Here are three significant U.S. sanction and exclusion lists. Be sure to add any additional that may apply to your organization:
- Office of Foreign Assets and Control (OFAC) of the U.S. Treasury Department
- The System of Award Management or SAM/Excluded Parties List System (EPLS)
- The List of Excluded Individuals and Entities or LEIE (Healthcare-related)
Note: Some third-party services, such as VendorInfo, automatically screen your vendors daily against multiple sanction and exclusion lists.
Step 7: Validate Bank Details
In this step, you want to validate bank details, including account ownership, ABA routing numbers for US and Canadian banks and Business Identifier Code or BIC for non-US countries that do not use IBANs. Account number verification alone does not provide the protection you need. Ownership confirmation is a critical piece. Note, too, that routing numbers can change even when the bank account does not; and an incorrect routing number in an ACH incurs returns and eventually fines from NACHA.
Step 8: Verify Insurance
This step is optional, but some organizations and industries require it. You want to verify if the vendor has the appropriate insurance coverage, such as general liability or workers’ compensation, to perform services for your company. You may also want to ensure the insurance is current and not expired.
Step 9: Verify Other Information
The final step is to verify any additional information required by your organization, industry, or regulatory requirements. This step may include verifying if the vendor has the appropriate certifications, such as ISO or SOC, or ensuring that the vendor complies with environmental or social responsibility requirements.

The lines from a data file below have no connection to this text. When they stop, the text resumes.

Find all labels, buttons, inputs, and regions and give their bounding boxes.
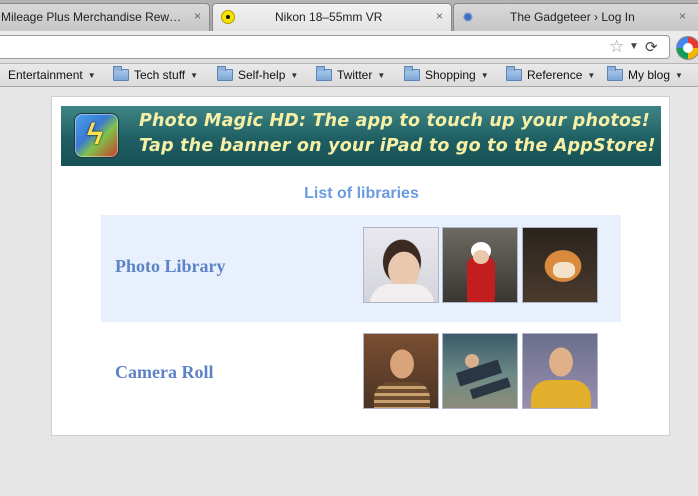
tab-title: The Gadgeteer › Log In	[510, 10, 635, 24]
close-icon[interactable]: ×	[679, 9, 686, 23]
bookmark-label: Self-help	[238, 68, 286, 82]
chevron-down-icon[interactable]: ▼	[629, 41, 639, 52]
folder-icon	[607, 66, 623, 81]
chevron-down-icon: ▼	[587, 71, 596, 80]
bookmarks-bar: Entertainment ▼ Tech stuff ▼ Self-help ▼ Tw…	[0, 64, 698, 87]
folder-icon	[316, 66, 332, 81]
folder-icon	[506, 66, 522, 81]
folder-icon	[217, 66, 233, 81]
chevron-down-icon: ▼	[87, 71, 96, 80]
bookmark-label: Tech stuff	[134, 68, 186, 82]
bookmark-self-help[interactable]: Self-help ▼	[217, 66, 299, 82]
bookmark-label: Entertainment	[8, 68, 83, 82]
bookmark-star-icon[interactable]: ☆	[609, 37, 624, 57]
bookmark-label: Shopping	[425, 68, 476, 82]
photo-thumbnail[interactable]	[442, 333, 518, 409]
bookmark-entertainment[interactable]: Entertainment ▼	[8, 68, 96, 82]
library-label: Camera Roll	[115, 362, 214, 382]
photo-magic-app-icon: ϟ	[74, 113, 119, 158]
gear-icon: ✹	[462, 9, 474, 25]
photo-thumbnail[interactable]	[363, 227, 439, 303]
google-icon[interactable]	[676, 36, 698, 60]
bookmark-label: My blog	[628, 68, 671, 82]
library-row-camera-roll[interactable]: Camera Roll	[101, 321, 621, 428]
libraries-heading: List of libraries	[304, 185, 419, 202]
lightning-bolt-icon: ϟ	[87, 118, 103, 151]
photo-thumbnail[interactable]	[522, 227, 598, 303]
photo-thumbnail[interactable]	[522, 333, 598, 409]
bookmark-shopping[interactable]: Shopping ▼	[404, 66, 489, 82]
bookmark-tech-stuff[interactable]: Tech stuff ▼	[113, 66, 199, 82]
chevron-down-icon: ▼	[377, 71, 386, 80]
tab-strip: Mileage Plus Merchandise Rew… × Nikon 18…	[0, 0, 698, 31]
banner-headline: Photo Magic HD: The app to touch up your…	[139, 111, 650, 131]
photo-thumbnail[interactable]	[442, 227, 518, 303]
tab-nikon[interactable]: Nikon 18–55mm VR ×	[212, 3, 452, 31]
bookmark-my-blog[interactable]: My blog ▼	[607, 66, 683, 82]
library-label: Photo Library	[115, 256, 226, 276]
reload-icon[interactable]: ⟳	[645, 38, 658, 56]
chevron-down-icon: ▼	[290, 71, 299, 80]
bookmark-label: Reference	[527, 68, 583, 82]
close-icon[interactable]: ×	[436, 9, 443, 23]
close-icon[interactable]: ×	[194, 9, 201, 23]
chevron-down-icon: ▼	[190, 71, 199, 80]
folder-icon	[113, 66, 129, 81]
tab-title: Nikon 18–55mm VR	[275, 10, 383, 24]
bookmark-reference[interactable]: Reference ▼	[506, 66, 596, 82]
banner-subline: Tap the banner on your iPad to go to the…	[139, 136, 656, 156]
tab-mileage-plus[interactable]: Mileage Plus Merchandise Rew… ×	[0, 3, 210, 31]
browser-toolbar: ☆ ▼ ⟳	[0, 31, 698, 64]
app-promo-banner[interactable]: ϟ Photo Magic HD: The app to touch up yo…	[61, 106, 661, 166]
tab-gadgeteer[interactable]: ✹ The Gadgeteer › Log In ×	[453, 3, 698, 31]
photo-thumbnail[interactable]	[363, 333, 439, 409]
library-row-photo-library[interactable]: Photo Library	[101, 215, 621, 322]
chevron-down-icon: ▼	[480, 71, 489, 80]
address-bar[interactable]: ☆ ▼ ⟳	[0, 35, 670, 59]
bookmark-label: Twitter	[337, 68, 373, 82]
chevron-down-icon: ▼	[675, 71, 683, 80]
bookmark-twitter[interactable]: Twitter ▼	[316, 66, 386, 82]
tab-title: Mileage Plus Merchandise Rew…	[1, 10, 181, 24]
folder-icon	[404, 66, 420, 81]
yellow-dot-icon	[221, 10, 235, 24]
page-card: ϟ Photo Magic HD: The app to touch up yo…	[51, 96, 670, 436]
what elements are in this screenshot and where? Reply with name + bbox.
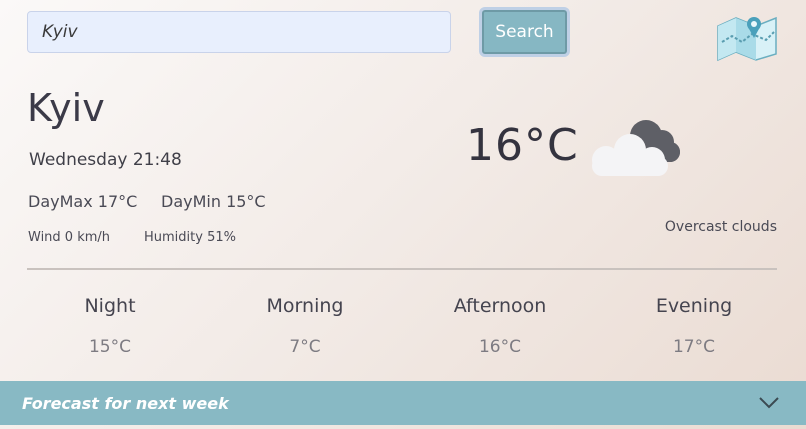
period-name: Morning — [266, 295, 344, 317]
forecast-label: Forecast for next week — [22, 394, 229, 413]
weather-description: Overcast clouds — [664, 219, 777, 235]
city-name: Kyiv — [27, 86, 105, 130]
map-icon[interactable] — [716, 12, 778, 62]
search-button[interactable]: Search — [479, 7, 570, 57]
chevron-down-icon[interactable] — [758, 394, 780, 410]
period-name: Afternoon — [453, 295, 547, 317]
humidity: Humidity 51% — [144, 230, 236, 245]
search-input[interactable] — [27, 11, 451, 53]
wind-speed: Wind 0 km/h — [28, 230, 111, 245]
period-name: Evening — [655, 295, 733, 317]
cloud-icon — [592, 120, 680, 176]
period-temperature: 16°C — [478, 337, 521, 357]
period-evening: Evening 17°C — [609, 295, 779, 357]
period-morning: Morning 7°C — [220, 295, 390, 357]
day-max-temperature: DayMax 17°C — [28, 192, 138, 211]
divider — [27, 268, 777, 270]
current-temperature: 16°C — [466, 120, 579, 171]
period-afternoon: Afternoon 16°C — [415, 295, 585, 357]
period-temperature: 17°C — [672, 337, 715, 357]
period-name: Night — [84, 295, 136, 317]
current-datetime: Wednesday 21:48 — [29, 150, 182, 170]
period-temperature: 15°C — [88, 337, 131, 357]
period-temperature: 7°C — [289, 337, 321, 357]
forecast-toggle[interactable]: Forecast for next week — [0, 381, 806, 425]
period-night: Night 15°C — [25, 295, 195, 357]
day-min-temperature: DayMin 15°C — [161, 192, 266, 211]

Maintaining a clean vendor master file is essential for effective financial management and fraud risk reduction. By following the nine steps outlined in this lesson, you can ensure that your vendor master file is accurate and up to date. It is important to remember that this is an ongoing process you should perform regularly to keep your vendor data clean.
Consider your company’s unique needs and processes when determining the inactivity period for vendors and how often to perform vendor master file cleanup. Factors such as vendor types, industry regulations, and internal policies can all impact these decisions.Ultimately, seek leadership and audit approval before implementing new processes to ensure your vendor master file maintenance is effective and compliant. By cleaning and maintaining your vendor master file, you can reduce the risk of fraud, improve financial management, and ensure that you are operating efficiently and effectively.